Em 2024, os serviços de saúde em Portugal detectaram 254 casos de mutilação genital feminina (MGF), marcando um aumento de 31 casos em relação ao ano anterior. Este dado reflete a continuidade de uma tendência que tem se intensificado desde 2020, evidenciando a crescente conscientização dos profissionais de saúde sobre a questão.
Lusa
A Direção-Geral da Saúde (DGS) revelou que, ao longo do último ano, houve um incremento de 13,9% nos casos registados de MGF em comparação com 2023. Essa subida acompanha um padrão observado desde 2020, quando foram detectados 99 casos. Em 2021, o número subiu para 138, em 2022 para 190 e em 2023 para 223. Este aumento progressivo reflete não apenas a gravidade do problema, mas também a melhoria na identificação e registo dessas situações por parte dos serviços de saúde.

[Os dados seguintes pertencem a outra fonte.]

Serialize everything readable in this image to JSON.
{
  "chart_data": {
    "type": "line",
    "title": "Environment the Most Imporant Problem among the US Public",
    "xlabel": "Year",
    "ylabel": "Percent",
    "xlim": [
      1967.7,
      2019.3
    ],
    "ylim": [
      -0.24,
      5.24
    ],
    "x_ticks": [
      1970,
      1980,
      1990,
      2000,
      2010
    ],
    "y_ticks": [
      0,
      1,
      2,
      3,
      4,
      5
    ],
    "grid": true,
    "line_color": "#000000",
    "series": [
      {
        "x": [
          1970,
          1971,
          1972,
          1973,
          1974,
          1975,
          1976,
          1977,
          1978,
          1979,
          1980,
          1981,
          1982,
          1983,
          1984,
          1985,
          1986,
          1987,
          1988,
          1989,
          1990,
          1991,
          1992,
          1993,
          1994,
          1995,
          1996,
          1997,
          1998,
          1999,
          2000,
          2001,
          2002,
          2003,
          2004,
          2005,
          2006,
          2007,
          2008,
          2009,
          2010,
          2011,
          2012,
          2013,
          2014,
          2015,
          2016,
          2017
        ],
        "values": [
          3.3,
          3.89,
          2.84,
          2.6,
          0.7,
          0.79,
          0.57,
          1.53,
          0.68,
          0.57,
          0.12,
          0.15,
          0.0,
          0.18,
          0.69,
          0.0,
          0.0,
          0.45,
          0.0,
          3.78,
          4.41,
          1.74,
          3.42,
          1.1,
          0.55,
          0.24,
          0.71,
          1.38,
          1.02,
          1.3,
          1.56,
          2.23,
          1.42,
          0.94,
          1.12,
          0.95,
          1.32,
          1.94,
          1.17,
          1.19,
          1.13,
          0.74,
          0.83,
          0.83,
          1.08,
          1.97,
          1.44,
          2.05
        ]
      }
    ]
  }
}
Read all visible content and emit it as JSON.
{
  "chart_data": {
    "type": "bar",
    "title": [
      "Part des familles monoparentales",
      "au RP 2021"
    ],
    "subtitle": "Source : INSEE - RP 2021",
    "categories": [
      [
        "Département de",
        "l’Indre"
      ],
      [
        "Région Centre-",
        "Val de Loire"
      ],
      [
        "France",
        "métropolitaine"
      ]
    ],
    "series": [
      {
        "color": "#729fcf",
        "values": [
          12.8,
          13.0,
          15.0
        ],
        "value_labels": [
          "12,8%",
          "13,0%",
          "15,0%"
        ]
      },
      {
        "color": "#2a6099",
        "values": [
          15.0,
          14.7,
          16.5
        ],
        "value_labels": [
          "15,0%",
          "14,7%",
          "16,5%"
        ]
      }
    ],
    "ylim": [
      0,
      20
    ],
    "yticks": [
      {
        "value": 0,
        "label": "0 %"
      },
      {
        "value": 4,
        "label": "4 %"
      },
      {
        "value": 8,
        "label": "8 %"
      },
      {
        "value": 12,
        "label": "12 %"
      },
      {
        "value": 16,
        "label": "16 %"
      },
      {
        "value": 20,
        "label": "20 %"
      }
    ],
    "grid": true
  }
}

No entanto, é importante ressaltar que nenhum dos casos de mutilação genital feminina foi realizado dentro de Portugal. As práticas de MGF identificadas ocorreram principalmente em países como a Guiné-Bissau, responsável por 65,4% dos registros, e a Guiné Conacri, com 26,4% dos casos. Outros países com incidências menores incluem Gâmbia, Senegal, Nigéria, Gana, Egito e Costa do Marfim.
A maioria das mulheres afetadas pela MGF quando os casos foram detectados tinha mais de 18 anos (98,4%). Contudo, a média de idade em que essas mutilações ocorreram é alarmantemente baixa: 7,7 anos. Em muitos casos, o procedimento foi realizado ainda na infância, com aproximadamente 70% das mutilações acontecendo até os 9 anos de idade.
A detecção desses casos ocorre predominantemente durante o acompanhamento de gravidez, com 30,9% dos casos sendo identificados no parto. Outros casos foram encontrados no pós-parto (17,7%), durante consultas de vigilância (11,8%), ou ainda em cuidados hospitalares (15,7%) e de saúde primários (15,7%).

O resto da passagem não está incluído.